No author had any potential conflicts of interest to disclose.

Figures

Figure 1
Figure 1. MBWNT subgroup tumors: clinical, pathological and molecular correlates
A. Examples of tumors scored negative and positive for β-catenin nuclear accumulation, with CTNNB1 status also indicated. B. Distribution of clinical, histopathological and molecular markers between the MBWNT (nuclear β-catenin accumulation) and non-MBWNT medulloblastoma subgroups. C. Age distributions of MBWNT and non-MBWNT patients. D. Kaplan-Meier plots and associated ‘p’ values (log-rank test) shown for MBWNT patients with age at diagnosis younger than 16 years, older than 16 years versus non-MBWNT cases.
Figure 2
Figure 2. Prognostic significance of molecular disease features in the HIT-SIOP-PNET4 cohort
Kaplan-Meier plots and associated ‘p’ values (log-rank test) are shown for each feature.
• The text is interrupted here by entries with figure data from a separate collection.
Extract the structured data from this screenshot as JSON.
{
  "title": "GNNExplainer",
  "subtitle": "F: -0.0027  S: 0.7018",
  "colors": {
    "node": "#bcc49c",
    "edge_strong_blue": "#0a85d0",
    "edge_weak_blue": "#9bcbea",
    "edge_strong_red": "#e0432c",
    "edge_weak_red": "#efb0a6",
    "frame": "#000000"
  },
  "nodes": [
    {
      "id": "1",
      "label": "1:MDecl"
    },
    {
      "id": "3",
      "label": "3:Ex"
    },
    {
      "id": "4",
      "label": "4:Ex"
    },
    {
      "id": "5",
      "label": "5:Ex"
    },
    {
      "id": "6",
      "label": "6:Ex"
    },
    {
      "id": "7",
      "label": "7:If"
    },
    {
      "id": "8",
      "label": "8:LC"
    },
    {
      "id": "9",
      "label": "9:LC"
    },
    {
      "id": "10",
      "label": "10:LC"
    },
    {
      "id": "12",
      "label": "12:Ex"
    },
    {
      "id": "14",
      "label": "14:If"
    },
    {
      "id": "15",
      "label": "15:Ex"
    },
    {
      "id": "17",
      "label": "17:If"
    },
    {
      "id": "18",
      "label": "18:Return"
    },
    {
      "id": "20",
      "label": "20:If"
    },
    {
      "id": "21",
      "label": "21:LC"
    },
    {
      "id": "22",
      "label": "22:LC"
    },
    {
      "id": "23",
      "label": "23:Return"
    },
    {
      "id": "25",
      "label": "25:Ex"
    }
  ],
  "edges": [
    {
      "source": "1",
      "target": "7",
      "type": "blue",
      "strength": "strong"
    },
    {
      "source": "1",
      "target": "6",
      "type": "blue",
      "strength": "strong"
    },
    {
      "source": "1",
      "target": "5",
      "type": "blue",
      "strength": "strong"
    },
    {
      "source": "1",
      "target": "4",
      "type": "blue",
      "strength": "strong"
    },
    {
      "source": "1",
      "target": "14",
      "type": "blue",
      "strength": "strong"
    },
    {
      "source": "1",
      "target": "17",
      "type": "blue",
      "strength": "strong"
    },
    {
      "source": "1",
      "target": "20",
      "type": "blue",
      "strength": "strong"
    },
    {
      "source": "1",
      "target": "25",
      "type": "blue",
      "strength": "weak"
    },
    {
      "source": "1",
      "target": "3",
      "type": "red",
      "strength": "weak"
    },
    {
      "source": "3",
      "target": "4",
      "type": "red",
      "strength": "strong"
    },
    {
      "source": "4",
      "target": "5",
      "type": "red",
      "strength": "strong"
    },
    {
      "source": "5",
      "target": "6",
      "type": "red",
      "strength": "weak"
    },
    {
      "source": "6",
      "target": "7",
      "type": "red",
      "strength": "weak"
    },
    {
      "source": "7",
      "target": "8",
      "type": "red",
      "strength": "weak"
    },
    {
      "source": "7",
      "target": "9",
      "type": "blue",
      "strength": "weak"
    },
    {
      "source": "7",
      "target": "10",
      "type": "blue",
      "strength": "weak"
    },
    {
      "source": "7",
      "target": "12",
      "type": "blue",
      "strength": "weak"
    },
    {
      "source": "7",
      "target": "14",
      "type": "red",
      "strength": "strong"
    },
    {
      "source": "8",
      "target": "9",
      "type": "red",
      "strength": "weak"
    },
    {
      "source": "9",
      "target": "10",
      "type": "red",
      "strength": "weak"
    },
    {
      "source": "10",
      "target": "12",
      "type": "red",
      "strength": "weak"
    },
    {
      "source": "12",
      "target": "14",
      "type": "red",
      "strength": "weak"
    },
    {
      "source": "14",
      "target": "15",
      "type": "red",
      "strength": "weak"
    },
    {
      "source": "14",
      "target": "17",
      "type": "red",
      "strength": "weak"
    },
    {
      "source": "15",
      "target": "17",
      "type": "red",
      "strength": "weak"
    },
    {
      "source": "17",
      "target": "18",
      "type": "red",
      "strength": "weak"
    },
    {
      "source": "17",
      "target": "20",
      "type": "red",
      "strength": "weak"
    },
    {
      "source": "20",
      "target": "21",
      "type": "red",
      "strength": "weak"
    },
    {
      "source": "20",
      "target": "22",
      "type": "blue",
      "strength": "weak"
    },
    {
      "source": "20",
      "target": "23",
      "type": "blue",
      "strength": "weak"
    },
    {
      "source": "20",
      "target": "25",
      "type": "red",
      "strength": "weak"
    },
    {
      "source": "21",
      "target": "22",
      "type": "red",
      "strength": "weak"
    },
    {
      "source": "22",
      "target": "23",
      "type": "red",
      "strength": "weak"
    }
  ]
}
Chromosome 17 losses and gains observed against a diploid centromeric reference score (diploid(cen)) are represented.
Figure 3
Figure 3. Chromosome 17 defects in HIT-SIOP-PNET4 cohort tumors
Patterns (A, C) and prognostic significance (B.; ‘p’, log-rank tests) of chromosome 17 defects detected by iFISH. C. iFISH analysis showing (i) 17p loss (single green signals) and (ii) 17q gain (three green signals) against a diploid centromeric background (two red signals). Nuclei are counterstained blue. D. Relationship of ch17(im)/diploid(cen) defects to clinico-pathological and molecular disease features assessed (‘p’, Fisher's exact or χ2 tests; corrected and uncorrected values are shown). Abbreviations: ch, chromosome; im, imbalance (p-gain and/or q-loss); diploid(cen), diploid centromeric signal; polyploidy(cen), polyploidy centromeric signal.
Figure 4
Figure 4. Biomarker-driven risk-stratification models for standard-risk (M0/R0) medulloblastoma based on patients from the HIT-SIOP-PNET4 cohort with data available for all parameters (n = 118)
A. Established disease-wide survival model for non-infant medulloblastoma [1, 10, 14] (LCA pathology and/or MYC/MYCN amplified, high-risk; MBWNT and no high-risk features, favorable-risk; others, intermediate-risk). B. Empirically-derived survival model for non-infant, standard-risk medulloblastoma. C. Illustrative survival model for non-infant, standard-risk medulloblastoma, incorporating the distinction of MBWNT patients into the empirically-derived model. Kaplan-Meier plots and associated ‘p’ values (log-rank tests) show EFS. M0, non-metastatic; R0, no significant post-surgical tumor residuum; ch17(im), ch17(im)/diploid(cen) tumors. D. Time-dependent receiver operator characteristic (ROC) curves showing predictive performance of the three models for survival at five-years, determined as the area-under-curve (AUC). TP, true positive; FP, false positive. Chromosome 9 defects were not assessed in survival modelling due to missing data points.